A study with diaper weights grouped by 12 hours might determine the peak of diuresis. It is possible that diuresis continues to 36 hours, but we could not analyze output and weight loss at 36 hours because the diapers were weighed in 24 hour segments.
The findings about delayed lactogenesis II should be investigated further. The positive correlation between maternal fluids and onset of lactogenesis II was a serendipitous finding. The finding that delayed lactogenesis II was related to newborn weight loss was not unexpected, but that the effect was not evident in the regression model at 60 hours, only showing up at 72 hours, was unanticipated. In the literature, the frequency of delayed onset of lactogenesis II ranges widely from 22% to 44% [35, 44]. The modifiable factors that affect onset of lactogenesis II and the effects of delayed onset need to be better understood.

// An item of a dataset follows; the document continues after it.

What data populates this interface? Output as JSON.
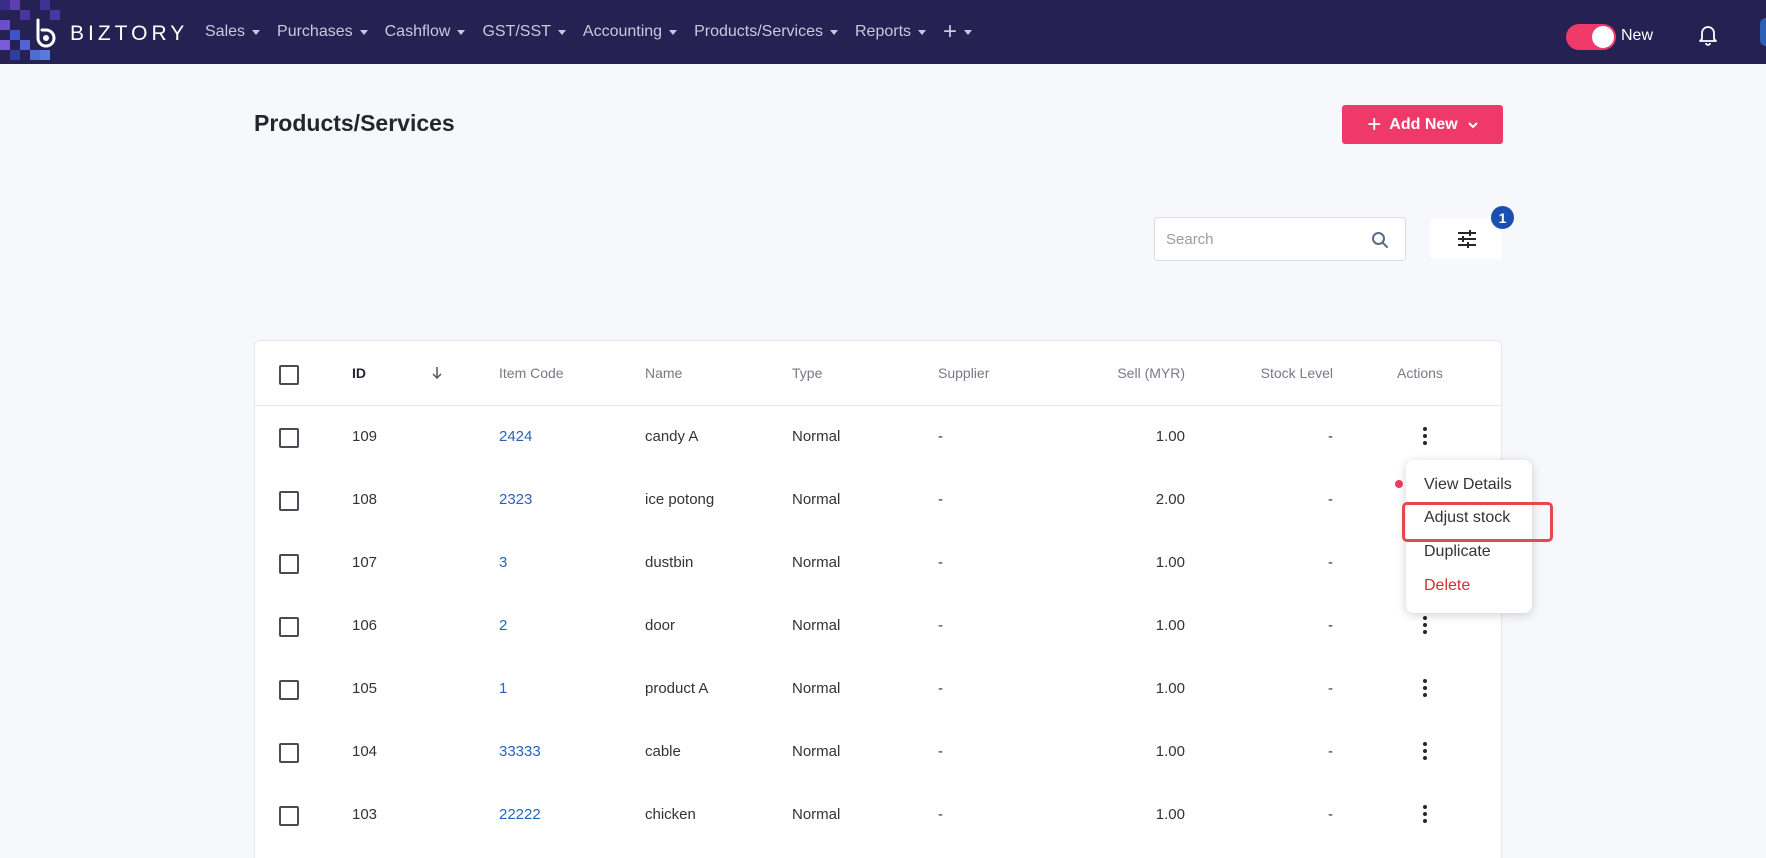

Research is needed to correlate morbidity and mortality to newborn weight loss. Using a percentage (i.e., 10%) as a red flag does not appear to have a connection to morbidity. The criterion seems reversed. For example, Manganaro et al. divided their sample based on 10% then completed blood tests in the > 10% loss group, instead of determining the relationship between morbidity and percentage of weight loss .
Researchers who plan studies about neonatal weight loss need to be careful to use hours and not days for their protocols. For example, diapers for Day 1 can be interpreted many ways (e.g., participants could restart the count the following morning). Stipulating from birth to 12 or 24 hours is clearer. Additionally, conditions for daily weight measurements could be specified for consistency (e.g., weigh before feeds).